Tsunami evacuation simulation considering road width in Aoshima district

Japan is one of the countries in the world where natural disasters occur most frequently. Typhoons, earthquakes, tsunamis, volcanic eruptions, and many other natural disasters occur in Japan every year, and the risks are immeasurable. Japan is especially prone to earthquakes because of its location on the North American Plate, Eurasian Plate, Pacific Plate, and Philippine Sea Plate. Preparation for a Nankai Trough earthquake is one of the most important issues. A Nankai trough earthquake is predicted to occur with a probability of 70–80% within 30 years. Accordingly, a tsunami of more than 10 ms is expected to hit a wide area along the Pacific coast from the Kanto region to the Kyushu region, and the impact is expected to be significant.

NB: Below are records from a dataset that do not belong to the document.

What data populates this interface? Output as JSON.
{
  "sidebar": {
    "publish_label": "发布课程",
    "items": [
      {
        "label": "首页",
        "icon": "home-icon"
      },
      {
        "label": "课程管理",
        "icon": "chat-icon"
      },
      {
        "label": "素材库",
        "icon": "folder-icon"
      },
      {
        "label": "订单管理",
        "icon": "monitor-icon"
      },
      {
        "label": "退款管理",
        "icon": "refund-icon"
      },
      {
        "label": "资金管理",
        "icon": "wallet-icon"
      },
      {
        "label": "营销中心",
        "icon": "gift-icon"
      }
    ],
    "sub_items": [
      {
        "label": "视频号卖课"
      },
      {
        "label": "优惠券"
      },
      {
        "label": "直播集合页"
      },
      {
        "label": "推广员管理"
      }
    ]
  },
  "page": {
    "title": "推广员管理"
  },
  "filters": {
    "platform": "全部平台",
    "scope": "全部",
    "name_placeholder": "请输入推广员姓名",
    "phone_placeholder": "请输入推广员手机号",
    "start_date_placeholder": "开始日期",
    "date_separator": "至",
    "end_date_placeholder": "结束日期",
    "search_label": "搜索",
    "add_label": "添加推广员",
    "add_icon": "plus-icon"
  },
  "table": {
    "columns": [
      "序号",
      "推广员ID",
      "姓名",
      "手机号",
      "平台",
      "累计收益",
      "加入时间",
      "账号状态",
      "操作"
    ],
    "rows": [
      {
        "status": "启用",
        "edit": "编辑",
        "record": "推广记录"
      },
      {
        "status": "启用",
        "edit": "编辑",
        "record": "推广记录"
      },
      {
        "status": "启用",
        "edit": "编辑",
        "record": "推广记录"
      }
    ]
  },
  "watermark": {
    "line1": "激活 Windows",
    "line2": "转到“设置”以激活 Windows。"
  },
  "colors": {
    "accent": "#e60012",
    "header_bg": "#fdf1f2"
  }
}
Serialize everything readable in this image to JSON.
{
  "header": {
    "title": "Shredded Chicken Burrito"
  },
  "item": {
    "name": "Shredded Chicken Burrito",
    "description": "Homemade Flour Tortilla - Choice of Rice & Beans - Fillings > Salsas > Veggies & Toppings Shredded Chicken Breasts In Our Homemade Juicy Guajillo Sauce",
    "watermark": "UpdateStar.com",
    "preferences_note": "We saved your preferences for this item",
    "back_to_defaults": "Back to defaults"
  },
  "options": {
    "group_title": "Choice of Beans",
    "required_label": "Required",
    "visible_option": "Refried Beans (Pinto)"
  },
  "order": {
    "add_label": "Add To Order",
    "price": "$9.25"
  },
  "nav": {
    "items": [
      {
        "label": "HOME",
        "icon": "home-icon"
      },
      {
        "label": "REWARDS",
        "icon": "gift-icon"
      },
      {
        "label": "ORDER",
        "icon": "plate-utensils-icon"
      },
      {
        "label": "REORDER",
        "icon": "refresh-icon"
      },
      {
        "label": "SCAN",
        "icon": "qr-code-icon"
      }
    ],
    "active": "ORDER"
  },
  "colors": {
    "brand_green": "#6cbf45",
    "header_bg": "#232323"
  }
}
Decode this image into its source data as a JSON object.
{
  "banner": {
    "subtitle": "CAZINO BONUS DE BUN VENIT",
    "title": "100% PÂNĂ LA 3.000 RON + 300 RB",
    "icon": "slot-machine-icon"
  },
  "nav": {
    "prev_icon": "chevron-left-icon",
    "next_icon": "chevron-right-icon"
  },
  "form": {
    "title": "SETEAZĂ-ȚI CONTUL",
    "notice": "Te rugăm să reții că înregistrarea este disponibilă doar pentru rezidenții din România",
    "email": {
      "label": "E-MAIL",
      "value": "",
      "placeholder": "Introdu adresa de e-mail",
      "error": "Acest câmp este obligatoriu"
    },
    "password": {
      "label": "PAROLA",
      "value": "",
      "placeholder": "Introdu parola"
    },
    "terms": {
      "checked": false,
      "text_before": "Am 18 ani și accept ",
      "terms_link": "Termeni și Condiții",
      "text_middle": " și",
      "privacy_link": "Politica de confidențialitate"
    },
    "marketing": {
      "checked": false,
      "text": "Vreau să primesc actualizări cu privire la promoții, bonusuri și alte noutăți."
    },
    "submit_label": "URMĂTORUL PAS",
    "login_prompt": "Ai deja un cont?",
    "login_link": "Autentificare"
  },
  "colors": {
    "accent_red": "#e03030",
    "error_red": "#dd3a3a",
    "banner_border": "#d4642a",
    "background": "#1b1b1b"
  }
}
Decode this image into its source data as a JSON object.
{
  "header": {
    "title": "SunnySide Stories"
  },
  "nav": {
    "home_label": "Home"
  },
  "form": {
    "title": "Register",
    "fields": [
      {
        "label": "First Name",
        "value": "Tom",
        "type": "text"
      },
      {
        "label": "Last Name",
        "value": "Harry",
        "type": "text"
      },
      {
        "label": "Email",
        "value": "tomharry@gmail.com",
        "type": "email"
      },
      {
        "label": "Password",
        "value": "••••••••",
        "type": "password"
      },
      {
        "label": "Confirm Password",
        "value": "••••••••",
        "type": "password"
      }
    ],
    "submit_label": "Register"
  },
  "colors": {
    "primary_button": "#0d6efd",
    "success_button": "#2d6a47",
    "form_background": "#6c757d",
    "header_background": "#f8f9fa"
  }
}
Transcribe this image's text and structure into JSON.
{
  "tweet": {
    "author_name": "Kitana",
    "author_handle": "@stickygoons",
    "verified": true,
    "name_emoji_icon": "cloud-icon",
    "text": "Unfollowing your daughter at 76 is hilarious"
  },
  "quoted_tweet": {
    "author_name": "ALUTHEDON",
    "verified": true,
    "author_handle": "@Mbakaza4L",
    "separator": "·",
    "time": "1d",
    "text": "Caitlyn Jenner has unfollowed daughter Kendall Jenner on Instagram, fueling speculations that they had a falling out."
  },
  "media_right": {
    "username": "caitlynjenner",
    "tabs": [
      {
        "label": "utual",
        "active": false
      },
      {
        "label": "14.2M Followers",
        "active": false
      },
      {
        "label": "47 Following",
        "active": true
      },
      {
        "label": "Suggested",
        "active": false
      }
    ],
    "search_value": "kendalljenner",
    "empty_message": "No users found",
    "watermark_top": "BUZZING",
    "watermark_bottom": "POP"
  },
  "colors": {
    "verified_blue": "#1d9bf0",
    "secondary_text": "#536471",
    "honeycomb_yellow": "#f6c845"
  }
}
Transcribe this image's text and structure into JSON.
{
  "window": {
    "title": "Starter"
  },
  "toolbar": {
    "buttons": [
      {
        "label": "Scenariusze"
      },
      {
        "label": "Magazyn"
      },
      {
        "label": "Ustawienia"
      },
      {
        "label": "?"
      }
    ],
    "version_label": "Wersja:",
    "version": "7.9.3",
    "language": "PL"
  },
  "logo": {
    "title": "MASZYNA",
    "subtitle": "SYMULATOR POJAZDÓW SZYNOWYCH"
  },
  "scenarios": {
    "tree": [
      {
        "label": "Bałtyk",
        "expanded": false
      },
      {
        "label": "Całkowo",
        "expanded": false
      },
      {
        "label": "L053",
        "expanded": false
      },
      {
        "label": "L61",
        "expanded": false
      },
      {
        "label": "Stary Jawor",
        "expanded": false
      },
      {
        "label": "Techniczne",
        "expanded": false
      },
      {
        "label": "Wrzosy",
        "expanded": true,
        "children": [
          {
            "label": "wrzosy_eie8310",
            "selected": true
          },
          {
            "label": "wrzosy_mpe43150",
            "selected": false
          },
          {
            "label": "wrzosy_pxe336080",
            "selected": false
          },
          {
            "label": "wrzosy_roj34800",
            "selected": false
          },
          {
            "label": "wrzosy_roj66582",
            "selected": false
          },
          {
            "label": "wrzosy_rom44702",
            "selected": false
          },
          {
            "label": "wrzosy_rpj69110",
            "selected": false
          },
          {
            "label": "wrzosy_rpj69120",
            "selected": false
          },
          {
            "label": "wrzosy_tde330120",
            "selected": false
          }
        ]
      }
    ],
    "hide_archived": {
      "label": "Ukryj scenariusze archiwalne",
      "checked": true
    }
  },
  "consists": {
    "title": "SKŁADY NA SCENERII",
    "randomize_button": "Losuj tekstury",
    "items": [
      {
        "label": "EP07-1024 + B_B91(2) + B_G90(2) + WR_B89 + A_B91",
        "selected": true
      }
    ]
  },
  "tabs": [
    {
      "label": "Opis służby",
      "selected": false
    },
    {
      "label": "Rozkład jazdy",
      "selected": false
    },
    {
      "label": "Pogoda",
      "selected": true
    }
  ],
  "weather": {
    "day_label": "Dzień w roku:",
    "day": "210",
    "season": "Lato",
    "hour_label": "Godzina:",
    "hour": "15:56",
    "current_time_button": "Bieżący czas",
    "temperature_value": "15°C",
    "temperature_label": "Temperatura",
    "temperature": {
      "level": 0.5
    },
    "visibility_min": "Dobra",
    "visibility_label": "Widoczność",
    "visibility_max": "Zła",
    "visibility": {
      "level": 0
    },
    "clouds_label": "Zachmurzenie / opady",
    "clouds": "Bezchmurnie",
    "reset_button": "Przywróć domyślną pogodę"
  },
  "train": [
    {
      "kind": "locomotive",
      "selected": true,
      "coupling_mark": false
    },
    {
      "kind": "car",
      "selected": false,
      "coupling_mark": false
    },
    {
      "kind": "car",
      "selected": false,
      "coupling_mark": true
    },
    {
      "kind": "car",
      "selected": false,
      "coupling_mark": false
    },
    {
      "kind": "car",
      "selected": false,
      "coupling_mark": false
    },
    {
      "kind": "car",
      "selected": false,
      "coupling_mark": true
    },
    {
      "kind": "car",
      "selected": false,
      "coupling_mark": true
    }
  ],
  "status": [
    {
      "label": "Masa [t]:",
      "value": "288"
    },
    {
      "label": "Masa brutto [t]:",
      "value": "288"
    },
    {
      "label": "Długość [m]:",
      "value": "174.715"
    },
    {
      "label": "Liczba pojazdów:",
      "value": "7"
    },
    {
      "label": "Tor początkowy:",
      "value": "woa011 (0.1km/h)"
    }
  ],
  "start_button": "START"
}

When a tsunami warning is issued, an evacuation support system that provides information on evacuation sites and routes enables faster and safer evacuation actions. In a previous study conducted in our laboratory, we proposed an evacuation support system using Low-Power Wide-Area communications and conducted a simulation to find ways to improve the evacuation support system. However, the simulation was insufficient in that it did not consider delays in evacuation completion time due to road congestion caused by limited road width, which can be expected in an actual disaster. In our current research, as an improvement to make the simulation more realistic for further developing our evacuation support system, we propose a simulation that considers road width. We examined how adoption of this simulation methodology would affect the simulation results by comparing simulations that did and did not consider road width. As a result, the proposed method showed a lower percentage of completed evacuations than the previous simulation, especially for children and the elderly. The reason for this result is that when evacuations begin simultaneously, crowding occurs as people all rush to evacuation centers. This congestion on the roads near evacuation centers prevents people from completing their evacuations. Such a phenomenon is expected to occur not only in simulations but also on actual roads. For this reason, our proposed simulation method that considers road width is a more realistic simulation. Since evacuations by car in the event of a disaster also occur, a future issue is to simulate car congestion as well. Furthermore, simulating what would happen if a disaster made a road impassable is also important.